2. the vast majority of messages came from German speaking users (I’m not sure if there are others). Often they did not consider that supporting ÄÖÜß could be a discrimination against other languages. For example, what about a Spanish Ñ or a Turkish Ç? Does a Æ also become A and E? Is a Swedish Ä to be treated the same as a German Ä? I have no idea! 😀 But the #GCWizard claim is an international one. So at least the possibility must be created not to exclude others.

## What is new now?

The most remarkable thing is that the function now contains a selection box for the alphabet to be used. There alone are three interpretations of the German umlauts! Furthermore, there are two versions of the Spanish alphabet in it (depending on the interpretation, CH and LL are part of the alphabet or not, but both contain the Ñ, of course), as well as a Polish and even Greek and Russian/Cyrillic.

If you look closely, you will find a settings button next to the selection box. A tool opens, with which you can adjust the selected alphabet a little bit. For example, one can specify an offset, thus determine that the alphabet should not start with A=1 but A=0 or A=-42. You can also invert the alphabet, i.e. start with Z=1 (or whatever offset) and end with A=26.

But of course this does not solve the special character problem. That’s why you can now switch to the “expert mode”. Here you can see exactly what the currently selected (and adjusted!) alphabet looks like, i.e. every single letter and its value is displayed.
It is now possible to add and delete letters and characters. There are no limits to your fantasy. Even whole groups of letters can be evaluated; the above mentioned case of CH in Spanish was used as a template, which is not 2 letters, but one and therefore has only one value and one counter at “number”. The inversion is also possible, as with the one umlaut interpretation Ä = A,E. Here two values are assigned to one letter. In the table it looks like this: Ä = 1,5 This makes it clear to the tool that two separate values should be used here. Ä has the value “number” = 2. Of course, letters can be removed from the alphabet. Maybe there are languages where there is no Q or something like that.

But what is this “Adjust” what you see there? Quite simple. One imagines that one wants to make a Spanish alphabet out of the standard A-Z = 1-26 alphabet. Therefore, one has to insert a Ñ = 15 behind the N = 14. But the value 15 is already assigned, it is the O. Thus, one possibly wants to increase all following letters by one value, thus O = 16, P = 17, etc. This is exactly what this “adjust” does. The same thing happens backwards, of course. If I want to remove the Ñ again, there will be a gap, there is no letter with the value 15 anymore. So you might want to close this gap again and simply reduce all successors by the value 1. O = 16, P = 17… becomes O = 15, P = 16…
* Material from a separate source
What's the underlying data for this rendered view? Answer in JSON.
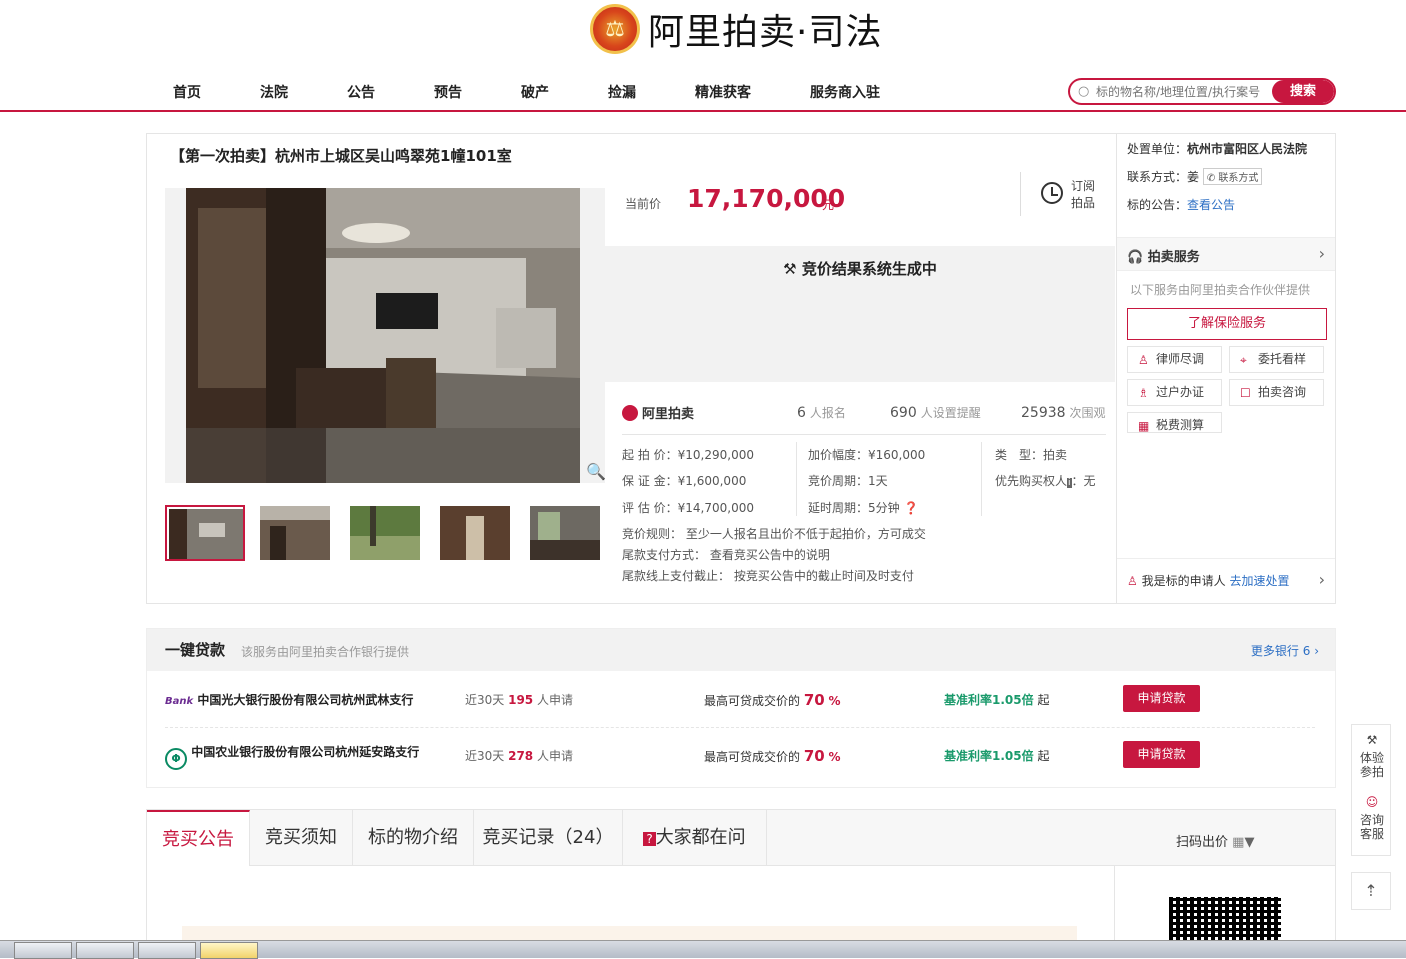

This makes it possible for anyone to create their own unique alphabet, basically defining it completely from zero to each letter. And that’s work and no fun! Yes, unfortunately: The #GCWizard is not always fun 😀 You don’t want to do that more than once. So you have the possibility to save (and delete) your configured alphabets in expert mode. In addition, the last alphabet selected in the selection box will be shown again the next time you open it. So: configure, save, select and be happy. Create the desired alphabet once and never have to fiddle with it again!

As I said: A lot of material for such a few umlauts! I hope I was able to give you an insight into the problems a programmer has with simply adding umlauts!